Enterprise Group, Inc. (TSX:E) (the “Company” or “Enterprise”) is pleased to announce that it has entered into a non-binding letter of intent for the sale of the assets of its trenchless solutions business unit, Calgary Tunnelling & Horizontal Augering (“CTHA”), to a private arm’s length purchaser.

Pursuant to the terms of the letter of intent, Enterprise proposes to sell all of the assets relating to the business carried on by CTHA for total proceeds of approximately $21 million, subject to certain adjustments for inventory and working capital.  All proceeds from the transaction would be used to reduce Enterprise’s debt.  On completion of the transaction the Company will be net debt free.

Enterprise expects to complete the transaction on or about March 15. Completion of the transaction is subject to negotiation of a definitive agreement, finalization of satisfactory due diligence, obtaining third party consents and approvals and other customary closing conditions.

Completion of the transaction allows the company to pursue several attractive growth opportunities in the specialty equipment rental space.  Management intends to focus its forward attention on the equipment rental sector.
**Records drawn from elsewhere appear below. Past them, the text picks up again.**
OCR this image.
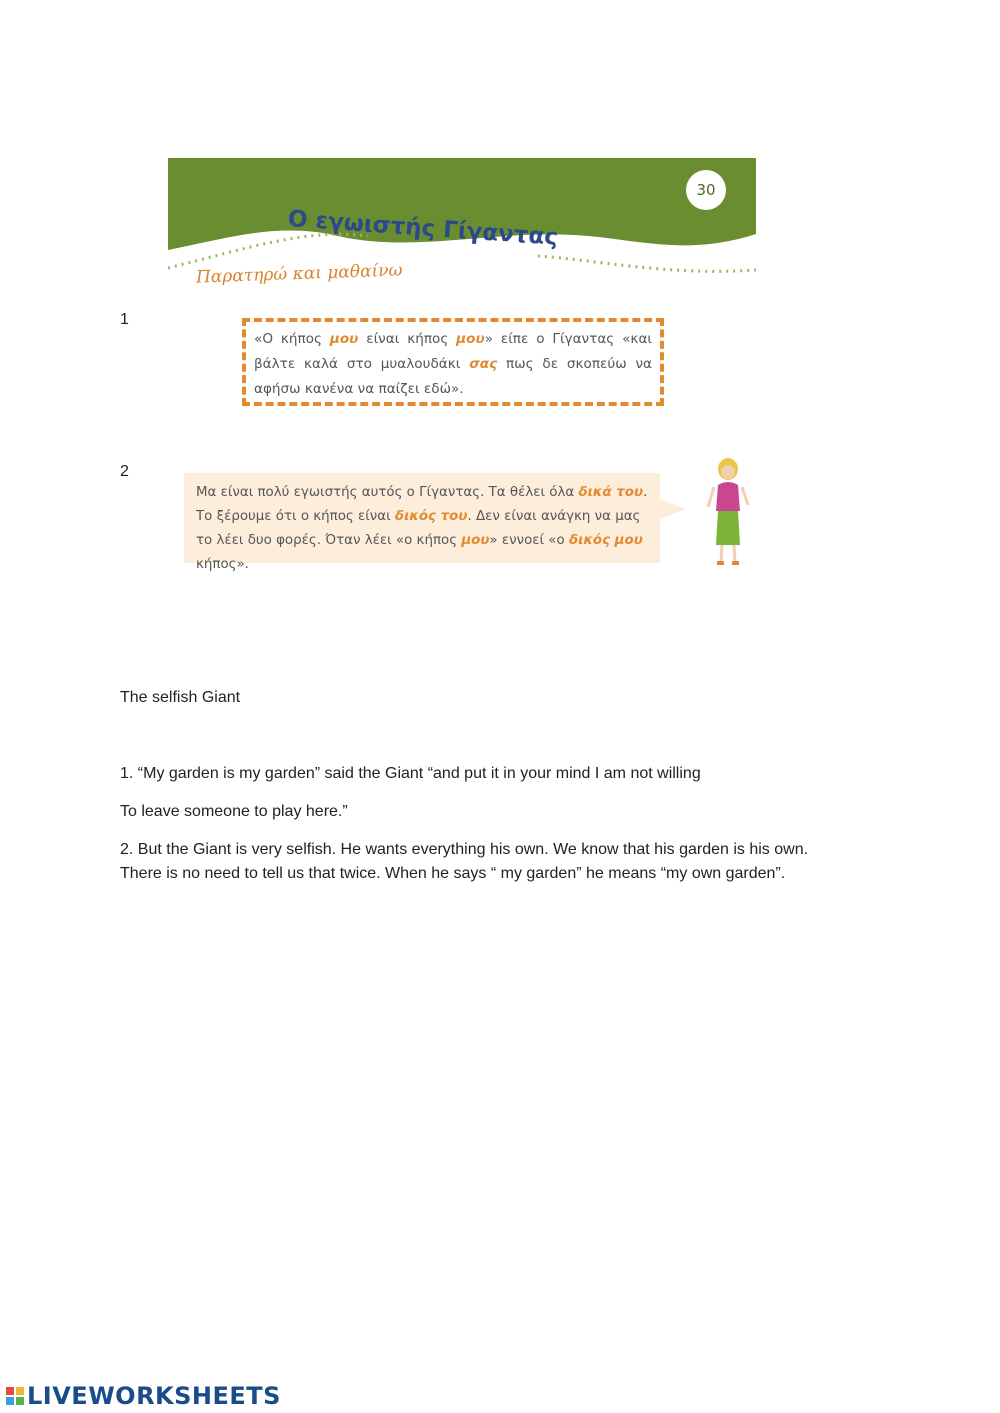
30
Ο εγωιστής Γίγαντας
Παρατηρώ και μαθαίνω
1
«Ο κήπος μου είναι κήπος μου» είπε ο Γίγαντας «και βάλτε καλά στο μυαλουδάκι σας πως δε σκοπεύω να αφήσω κανένα να παίζει εδώ».
2
Μα είναι πολύ εγωιστής αυτός ο Γίγαντας. Τα θέλει όλα δικά του. Το ξέρουμε ότι ο κήπος είναι δικός του. Δεν είναι ανάγκη να μας το λέει δυο φορές. Όταν λέει «ο κήπος μου» εννοεί «ο δικός μου κήπος».
The selfish Giant
1. “My garden is my garden” said the Giant “and put it in your mind I am not willing
To leave someone to play here.”
2. But the Giant is very selfish. He wants everything his own. We know that his garden is his own.
There is no need to tell us that twice. When he says “ my garden” he means “my own garden”.
LIVEWORKSHEETS
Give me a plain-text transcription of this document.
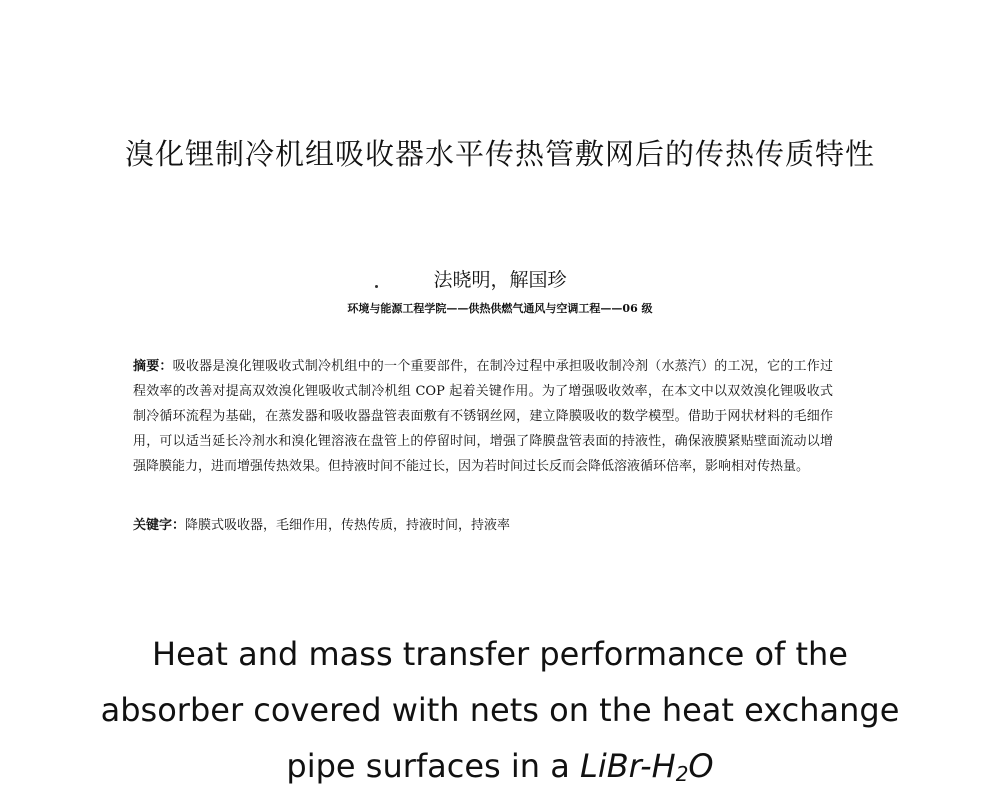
溴化锂制冷机组吸收器水平传热管敷网后的传热传质特性
法晓明，解国珍
环境与能源工程学院——供热供燃气通风与空调工程——06 级
摘要：吸收器是溴化锂吸收式制冷机组中的一个重要部件，在制冷过程中承担吸收制冷剂（水蒸汽）的工况，它的工作过程效率的改善对提高双效溴化锂吸收式制冷机组 COP 起着关键作用。为了增强吸收效率，在本文中以双效溴化锂吸收式制冷循环流程为基础，在蒸发器和吸收器盘管表面敷有不锈钢丝网，建立降膜吸收的数学模型。借助于网状材料的毛细作用，可以适当延长冷剂水和溴化锂溶液在盘管上的停留时间，增强了降膜盘管表面的持液性，确保液膜紧贴壁面流动以增强降膜能力，进而增强传热效果。但持液时间不能过长，因为若时间过长反而会降低溶液循环倍率，影响相对传热量。
关键字：降膜式吸收器，毛细作用，传热传质，持液时间，持液率
Heat and mass transfer performance of the absorber covered with nets on the heat exchange pipe surfaces in a LiBr-$H_2O$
For questions or additional information, please contact:Leonard Jaroszuk, President & CEO, or Desmond O’Kell, Senior Vice-President 780-418-4400 contact@enterprisegrp.ca

Forward Looking Information

Certain statements contained in this news release constitute forward-looking information. These statements relate to future events or the Company’s future performance. The use of any of the words "could", "expect", "believe", "will", "projected", "estimated" and similar expressions and statements relating to matters that are not historical facts are intended to identify forward-looking information and are based on the Company's current belief or assumptions as to the outcome and timing of such future events. In particular, this news release contains forward looking information relating to the proposed sale of CTHA, the terms and timing of such transaction and the use of proceeds therefrom. These forward-looking statements are based on assumptions and are subject to numerous risks and uncertainties, certain of which are beyond the Company's control, including the negotiation of a definitive agreement, obtaining all necessary third party consents and approvals, satisfaction or waiver of closing conditions, general economic conditions, industry conditions and competitive factors. There is no assurance that the proposed transaction will be completed on the terms set forth herein or at all. Actual future results may differ materially. The Company's Annual Information Form and other documents filed with securities regulatory authorities (accessible through the SEDAR website www.sedar.com) describe the risks, material assumptions and other factors that could influence actual results and which are incorporated herein by reference. The Company disclaims any intention or obligation to publicly update or revise any forward-looking information, whether as a result of new information, future events or otherwise, except as may be expressly required by applicable securities laws.